Asymptotic distribution of MLE (log-normal) Say we have a sample $X_{1},...,X_{n}$ from a log-normal distribution with parameters $\mu$ and $\sigma^{2}$. That is, $\ln(X)$~$N(\mu,\sigma^{2})$. Let $T_{n},Z_{n}$ denote the MLE's for $\mathbb{E}(X)$ and $\mathbb{D}^{2}(X)$ respectively (based on the sample of size $n$). The question is: What are the asymptotic distributions of these estimators? I know they are both asymptotically normal with means $m_{t}=\exp(\mu+\sigma^{2}/2)$ and $m_{z}=m_{t}^2(\exp(\sigma^{2})-1)$, but what about the variances?
 A: I will provide the variance of the MLE estimator of the mean of the log-normal.
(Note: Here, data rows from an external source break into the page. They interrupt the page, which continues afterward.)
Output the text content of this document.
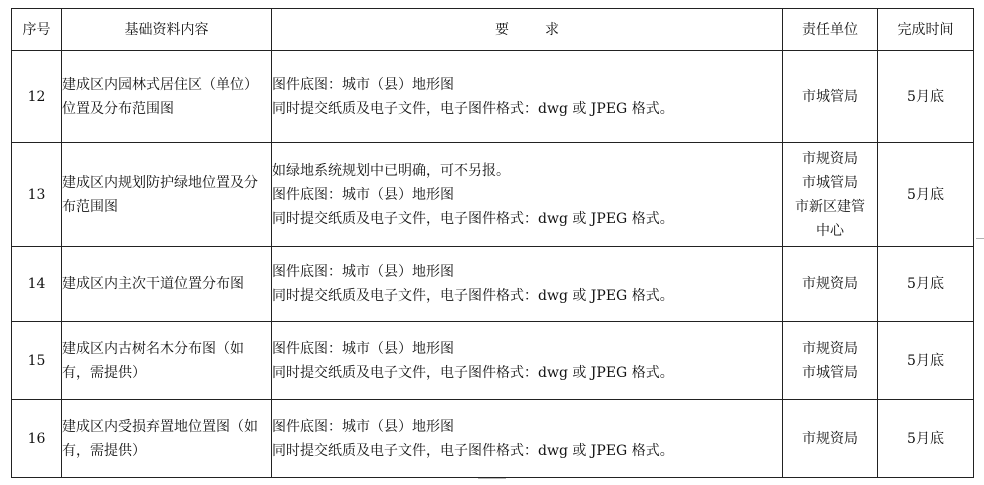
序号	基础资料内容	要 求	责任单位	完成时间
12	建成区内园林式居住区（单位）位置及分布范围图	图件底图：城市（县）地形图
同时提交纸质及电子文件，电子图件格式：dwg 或 JPEG 格式。	市城管局	5月底
13	建成区内规划防护绿地位置及分布范围图	如绿地系统规划中已明确，可不另报。
图件底图：城市（县）地形图
同时提交纸质及电子文件，电子图件格式：dwg 或 JPEG 格式。	市规资局
市城管局
市新区建管
中心	5月底
14	建成区内主次干道位置分布图	图件底图：城市（县）地形图
同时提交纸质及电子文件，电子图件格式：dwg 或 JPEG 格式。	市规资局	5月底
15	建成区内古树名木分布图（如有，需提供）	图件底图：城市（县）地形图
同时提交纸质及电子文件，电子图件格式：dwg 或 JPEG 格式。	市规资局
市城管局	5月底
16	建成区内受损弃置地位置图（如有，需提供）	图件底图：城市（县）地形图
同时提交纸质及电子文件，电子图件格式：dwg 或 JPEG 格式。	市规资局	5月底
Since this is normal distribution territory, we know that the (centered and scaled) estimators $\hat \mu$ and $\hat \sigma^2$ have the following joint asymptotic distribution
$$\sqrt{n}\left[ \begin{matrix}
\hat\mu-\mu \\
\hat\sigma^2 - \sigma^2\\
\end{matrix}\right] \sim_a\mathcal N(0, \Sigma)$$
where 
$$\Sigma = \left[\begin{matrix}
\sigma^2 & 0\\
0 & 2\sigma^4
\end{matrix}\right]$$
If we left-multiply the vector of centered estimators by the row vector $\mathbf c=[1,\;\; \frac 12]$,
set $\theta \equiv \mu + \frac 12\sigma^2$ and $\hat \theta \equiv \hat \mu + \frac 12 \hat \sigma^2$,
we obtain, by the Delta method,
$$\sqrt{n}(\hat\theta-\theta) \sim_a \mathcal{N}(0,\,V_{\theta})$$
where 
$$V_{\theta} = \mathbf c\Sigma\mathbf c' = [\begin{matrix}
1 & 1/2\end{matrix}]\left[\begin{matrix}
\sigma^2 & 0\\
0 & 2\sigma^4
\end{matrix}\right]\left[\begin{matrix}
1 \\
1/2\end{matrix}\right] = \sigma^2 + \sigma^4/2 $$
We want the asymptotic distribution of $\hat E(X) = \hat m_t$. Since $E(X) = \exp\{\mu + \frac 12\sigma^2\} = g(\theta)$, with $g'(\theta) = g(\theta)$
by applying the delta method again, we have that
$$\sqrt{n}(\hat m_t-m_t) \sim_a \mathcal{N}(0,\,V_t)$$
where 
$$V_t = V_{\theta}\cdot\left[g'(\theta)\right]^2 = (\sigma^2 + \sigma^4/2)\cdot \exp\left\{2(\mu + \frac 12\sigma^2)\right\}$$
So approximately and for large samples,  the variance of the estimator before centering and scaling is
$$\operatorname{Var}(\hat m_t) \approx \frac {m_t^2}{n} (\sigma^2 + \sigma^4/2)$$
A: The parameter estimates are given on wikipedia:
http://en.wikipedia.org/wiki/Log-normal_distribution#Maximum_likelihood_estimation_of_parameters
\begin{align}
\widehat \mu = \frac {\sum_k \ln x_k} n,
        \widehat \sigma^2 = \frac {\sum_k \left( \ln x_k - \widehat \mu \right)^2} {n}
\end{align}
Note that $\ln x_k$ are normally distributed, so you can refer to 
http://en.wikipedia.org/wiki/Normal_distribution#Estimation_of_parameters
to see the distribution of those parameter estimates.